Coffee Art Kickstarted

I don't know anything about art, and haven't the cultured vocabulary to describe it in a deep and measured way. So I'm not equipped to tell you why I think this looks as cool as it does. (Not just because it involves coffee. Though it does. Which is awesome.)

But I do think it looks spectacularly cool. If you do as well, there's a kickstarter page where you can support the project. The cost of entry is as low as it gets - $1 is the minimum - and the value climbs quickly after that.

The good news is that, with 9 days to go, the project is more than fully funded. But of course, more money is better. And it's worth emphasizing that this isn't charity; you're getting cool stuff in return for your money.

Now, here is a steampunk penguin.

June 4, 2013


A conversation about coffee today went well; it's still a subject I can speak on with authority.

I also bought a plantain, thinking you could just eat the thing like banana. It looks like banana, after all. That was a dry, starchy mistake.

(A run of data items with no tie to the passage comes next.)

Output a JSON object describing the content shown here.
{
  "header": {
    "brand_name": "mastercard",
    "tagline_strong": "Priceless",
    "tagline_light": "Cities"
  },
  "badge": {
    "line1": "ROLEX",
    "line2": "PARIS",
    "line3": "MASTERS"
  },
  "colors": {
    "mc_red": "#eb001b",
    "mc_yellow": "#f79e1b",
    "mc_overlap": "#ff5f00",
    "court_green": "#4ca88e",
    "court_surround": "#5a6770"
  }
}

This will not come as a revelation, then, but even still: There are a lot of things I don't know.

It's worth remembering, as you try and eat fruit wrong.

New things are new, and thus challenging. We don't know things that we soon will; we will laugh at our former ignorance, which was really no greater - merely a different shape - than our current allotment. We will think we've got it figured out, until we take one really disappointing bite of Guatemalan fruit. And we will be reminded again of our perpetual vapidity.

But it's cool.

We'll keep learning, because ignorance is only bliss when it's treated as an opportunity.

Happy neuron feng shui.

June 3, 2013


Two things: I have roommates, and they're married now. They went to the courthouse on Friday, signed the necessary papers, then invited friends over to our house on Saturday.

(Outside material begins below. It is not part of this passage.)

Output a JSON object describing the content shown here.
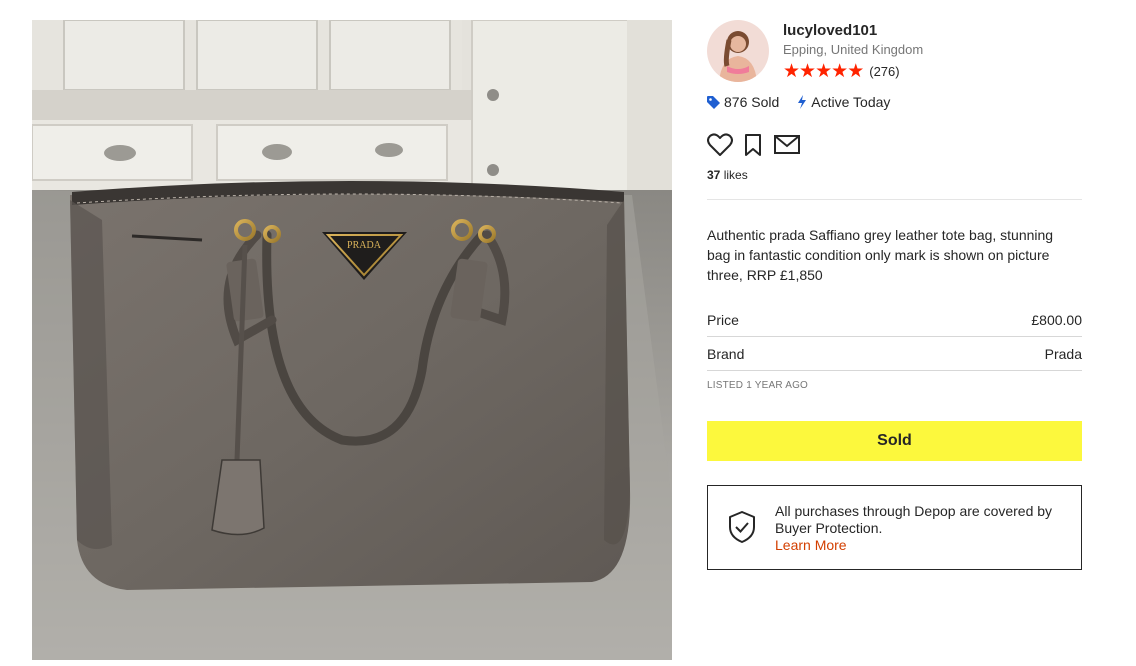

I spent most of the night watching Arrested Development, playing horseshoes, and eating baby carrots. I was taunted by a small child (belonging to one of the visiting friends) who insisted that I couldn't win at horseshoes, because I was "the bad guy", and bad guys never won in the end. She determined this on the basis of my red shirt - a clear "bad guy" wardrobe choice, in her estimation.

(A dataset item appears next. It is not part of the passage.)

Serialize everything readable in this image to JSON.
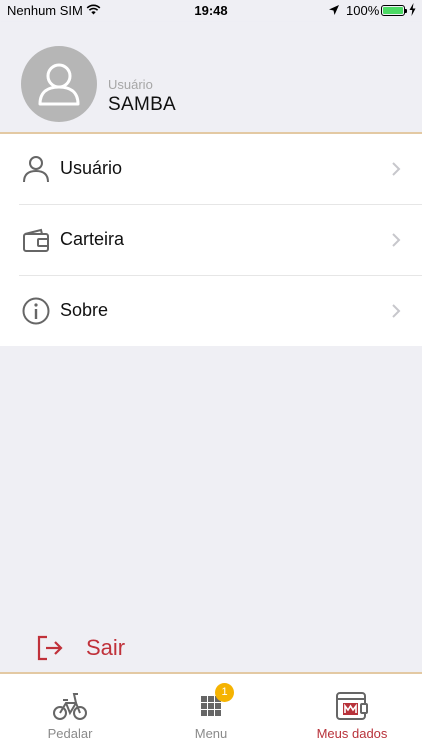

In any case, my horeshoes record now stands at 7-1, and as the victories (and yes, that one defeat, which I did avenge - twice) piled up, the girl began to look a little sullen. She blew on my opponents' horseshoes and said "abracadabra", wishing them luck in vanquishing me. I don't know what it says about me - nothing good - that this only served as motivation, and that I engaged in some minor verbal sparring with a very young child.

I told her that this bad guy was different, that I always won in the end, and that this was not a fairy tale. I yelled and celebrated every score - certainly every ringer - and generally made an ass of myself in the pursuit of living up to my supposed villainy.

She didn't back off, however. Since her well wishes and magic tricks didn't seem to be helping, she took to more direct involvement. Namely, she tried throwing little rubber balls and bits of dirt at me as I threw, or shouting things from right behind me. But her efforts were in vain, and I finished playing only when I'd exhausted all potential challengers.

But then she had cake, watched Monsters, Inc., and - I'm sure - remembers none of this. I had an apple and just finished detailing the events on the internet. So, I think we can all agree I lost that one.

June 1, 2013


I've been getting asked if I'm excited about my new job lately, so I'd like to address that as succinctly as possible here.

In short, no, I'm not excited to have been hired. I'm excited to have the opportunity to make myself an asset, however. The goal is not to get a job, and merely survive. The goal is to thrive, to vindicate those who invested time, money, and effort in you. The goal is to prove them right.

So: Excited to work towards contributing in a meaningful way, to feeling - however we might define this - good at my job. 

One week in, and I feel as if I'm on my way. But there are miles to go, and complacency is nowhere on the horizon.